本特論は、地域における健康福祉の理念とそのマネジメントに焦点を合わせます。とりわけ、自らが「地域住民」として、地域を「暮らしたい場所」とするための、住民参画と主体形成のあり方を理解するとともに、社会資源として地域健康福祉に参画していく基礎知識を修得することをめざします。また、さまざまな実践事例を紹介し、地域の多様なニーズや「制度の谷間」に関する問題を理解し、人が、自分が暮らしたい地域において、自分らしく健康に生きるためにどのように支え合ったらよいか、その理念と援助法を学び、ボランティア実践に必要な基礎能力を身につけます。

コミュニティ人間科学特論K

本特論は、学校体育と地域スポーツに焦点を合わせます。

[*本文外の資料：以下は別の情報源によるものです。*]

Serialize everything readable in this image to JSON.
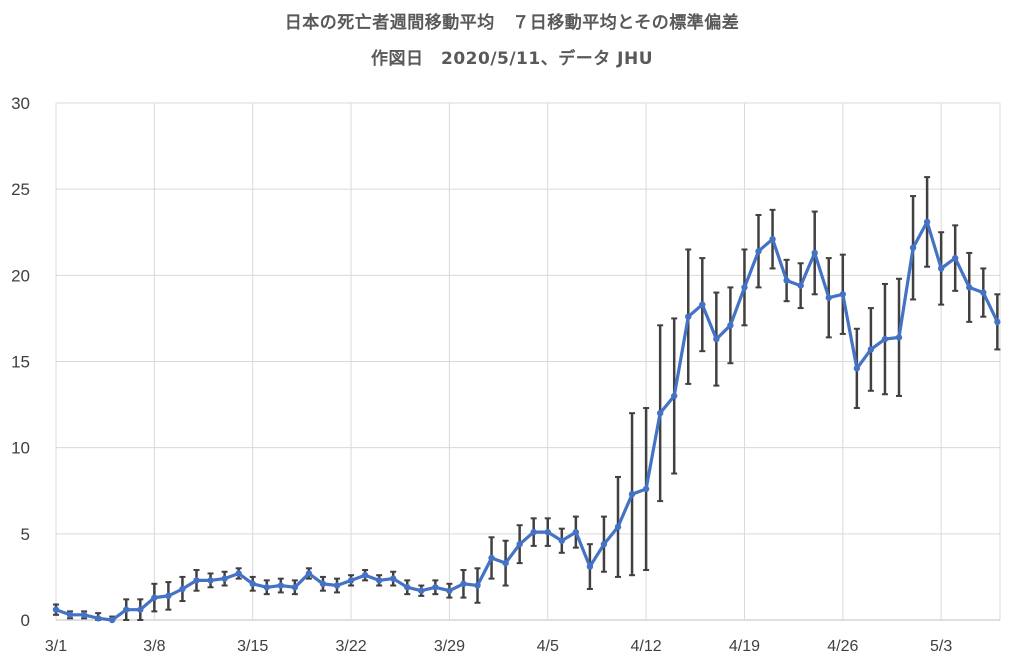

今日の多様な体育・スポーツに関わる現象を視野に入れながら、学校体育と地域スポーツの諸課題と両者の連携を整理し、生涯スポーツ社会のあり方を検討します。とりわけ、学校体育においては部活動の課題に関して、地域スポーツにおいては総合型地域スポーツクラブの問題を取り上げます。また、学校体育と地域スポーツの連携の諸事例を参考にしながら、現状分析を行います。

コミュニティ人間科学特論L

本特論は、自ら主体的に事業を創り出し、社会に変革を起こす姿勢、すなわち「アントレプレナーシップ(起業家精神)」に焦点を合わせます。地域における経済活動においては、組織に雇われて働くだけでなく、営利・非営利を問わず新規に起業したり、組織内で新しい事業を起こすといった能力を有する人材が必要であることを意識した上で、起業の意義や方法、起業や起業家の具体的な事例を学習します。また、起業がキャリア形成の有力な選択肢であることについての理解を深めます。

コミュニティ人間科学特論M

本特論では、企業と地域社会との関係に焦点を合わせます。企業が、事業活動を通して、自社の利益を生み出すとともに、雇用を生み出したり、資源を活用したりして存在していることを意識し、地域社会との関係が重要であることを学習します。具体的には、企業の社会的存在としての意義に対する理解を深めることをめざして、企業が地域社会の問題をどのように解決し、どのように価値を創造し、共生しているのか、企業の地域社会における具体的な取組事例を考察します。